6. Future upgradeability
You may want to upgrade your camcorder with a lens or external microphone. All but the smallest camcorders have lens threads that allow you to screw on a wide-angle lens (great for filming in small rooms or cars). Also, most camcorders have a microphone jack where you can plug in an external microphone or lapel mic. However, if you want to mount a “shotgun mike” onto your camera, you’ll need a camcorder with a “microphone shoe.” Many of the smaller camcorders don’t have room for a shoe, forcing you to use only the built-in microphone. (which is just fine for most circumstances, anyway)

7. Zoom
Zoom is NOT important. You shouldn’t be concerned about zoom levels at all. Most camcorders have at least a 3x optical zoom. Higher than this, and your film becomes unwatchable from all the hand shaking. Besides, excessive zooming is nauseating to watch and is one of the hallmarks of a beginning videographer. Don’t be impressed by huge “digital” zoom numbers – digital zoom just means the camcorder is enlarging the central pixels (it’s not a real optical zoom).

8. Gimmicky features
NightShot, fades, negative video, stretch, sepia coloring … these extra “special effects” are just built in gimmicks meant to impress you in the store. You’ll probably never actually use any of them in real life. For example, Sony’s NightShot feature is fun, but isn’t useful in real life because it makes your eyes look white like a vampire.

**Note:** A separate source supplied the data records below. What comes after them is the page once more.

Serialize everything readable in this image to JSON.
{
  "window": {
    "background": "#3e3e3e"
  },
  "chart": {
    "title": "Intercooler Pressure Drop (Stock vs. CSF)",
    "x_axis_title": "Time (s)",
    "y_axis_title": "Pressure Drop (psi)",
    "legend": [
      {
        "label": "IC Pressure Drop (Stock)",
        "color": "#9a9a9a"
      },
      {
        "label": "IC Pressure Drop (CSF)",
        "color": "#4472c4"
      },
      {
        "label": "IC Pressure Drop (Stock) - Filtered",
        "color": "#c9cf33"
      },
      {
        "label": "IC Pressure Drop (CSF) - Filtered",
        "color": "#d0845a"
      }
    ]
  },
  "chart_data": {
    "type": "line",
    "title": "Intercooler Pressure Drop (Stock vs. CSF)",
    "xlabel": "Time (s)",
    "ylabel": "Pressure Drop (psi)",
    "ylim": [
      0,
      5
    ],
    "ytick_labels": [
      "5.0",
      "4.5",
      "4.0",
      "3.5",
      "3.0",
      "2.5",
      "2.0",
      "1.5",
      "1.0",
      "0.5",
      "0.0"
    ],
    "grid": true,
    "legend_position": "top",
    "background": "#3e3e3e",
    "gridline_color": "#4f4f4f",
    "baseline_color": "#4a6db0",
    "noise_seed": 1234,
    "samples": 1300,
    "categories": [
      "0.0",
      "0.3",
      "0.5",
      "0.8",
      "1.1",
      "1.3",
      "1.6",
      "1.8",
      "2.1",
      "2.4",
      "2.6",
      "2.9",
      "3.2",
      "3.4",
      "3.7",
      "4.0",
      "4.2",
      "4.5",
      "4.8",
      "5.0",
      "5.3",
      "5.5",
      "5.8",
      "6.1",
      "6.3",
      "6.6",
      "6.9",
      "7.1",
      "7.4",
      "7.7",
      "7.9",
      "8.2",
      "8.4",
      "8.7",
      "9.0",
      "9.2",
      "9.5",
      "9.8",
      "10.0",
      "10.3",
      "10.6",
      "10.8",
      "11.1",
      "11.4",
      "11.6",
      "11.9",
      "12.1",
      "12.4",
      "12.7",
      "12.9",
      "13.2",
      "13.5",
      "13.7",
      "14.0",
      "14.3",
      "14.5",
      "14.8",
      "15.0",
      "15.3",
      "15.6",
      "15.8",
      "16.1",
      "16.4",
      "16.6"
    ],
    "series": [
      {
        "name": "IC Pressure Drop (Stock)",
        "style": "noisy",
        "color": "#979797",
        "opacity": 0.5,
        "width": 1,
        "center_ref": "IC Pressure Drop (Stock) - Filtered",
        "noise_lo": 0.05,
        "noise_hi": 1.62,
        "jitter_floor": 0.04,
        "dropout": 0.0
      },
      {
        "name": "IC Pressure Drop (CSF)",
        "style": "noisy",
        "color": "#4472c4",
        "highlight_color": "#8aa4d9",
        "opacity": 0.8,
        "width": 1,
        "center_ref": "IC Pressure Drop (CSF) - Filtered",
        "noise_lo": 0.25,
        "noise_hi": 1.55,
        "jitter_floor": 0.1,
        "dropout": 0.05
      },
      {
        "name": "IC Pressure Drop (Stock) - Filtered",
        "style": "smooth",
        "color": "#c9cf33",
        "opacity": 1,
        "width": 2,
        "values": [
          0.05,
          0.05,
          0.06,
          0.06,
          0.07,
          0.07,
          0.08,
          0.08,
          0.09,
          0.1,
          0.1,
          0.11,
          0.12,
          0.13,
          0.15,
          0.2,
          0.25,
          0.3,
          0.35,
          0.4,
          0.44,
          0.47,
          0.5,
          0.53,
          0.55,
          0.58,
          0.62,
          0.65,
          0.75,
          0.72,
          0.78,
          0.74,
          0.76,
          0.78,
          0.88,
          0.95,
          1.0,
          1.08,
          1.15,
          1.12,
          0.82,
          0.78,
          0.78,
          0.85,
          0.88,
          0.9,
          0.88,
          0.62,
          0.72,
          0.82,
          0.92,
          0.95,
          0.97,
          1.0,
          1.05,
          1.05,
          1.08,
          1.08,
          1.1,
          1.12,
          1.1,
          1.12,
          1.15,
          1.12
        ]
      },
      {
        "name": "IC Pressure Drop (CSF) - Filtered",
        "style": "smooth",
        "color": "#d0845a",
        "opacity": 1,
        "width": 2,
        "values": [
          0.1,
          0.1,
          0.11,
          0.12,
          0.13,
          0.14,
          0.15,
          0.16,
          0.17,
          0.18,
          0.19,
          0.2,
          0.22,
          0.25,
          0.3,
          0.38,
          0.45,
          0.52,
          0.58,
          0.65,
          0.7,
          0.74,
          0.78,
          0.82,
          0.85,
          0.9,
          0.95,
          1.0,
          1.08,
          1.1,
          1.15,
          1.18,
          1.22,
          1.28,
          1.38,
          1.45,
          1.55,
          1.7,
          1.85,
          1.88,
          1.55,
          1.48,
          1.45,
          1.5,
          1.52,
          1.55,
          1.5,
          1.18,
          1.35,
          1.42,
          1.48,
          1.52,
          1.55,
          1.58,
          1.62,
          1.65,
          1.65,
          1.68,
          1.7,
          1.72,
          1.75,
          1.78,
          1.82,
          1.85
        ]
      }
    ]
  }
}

As you can see, there are a lot of things to consider when buying a digital camcorder. Fortunately, there aren’t really any “bad” digital camcorders out there, so you can’t really make a wrong decision here. Possibly the greatest factor for picking a camcorder is the “feel factor” … if the camcorder has the features you need, and feels great in your hand, than it’s probably the one for you. Good luck!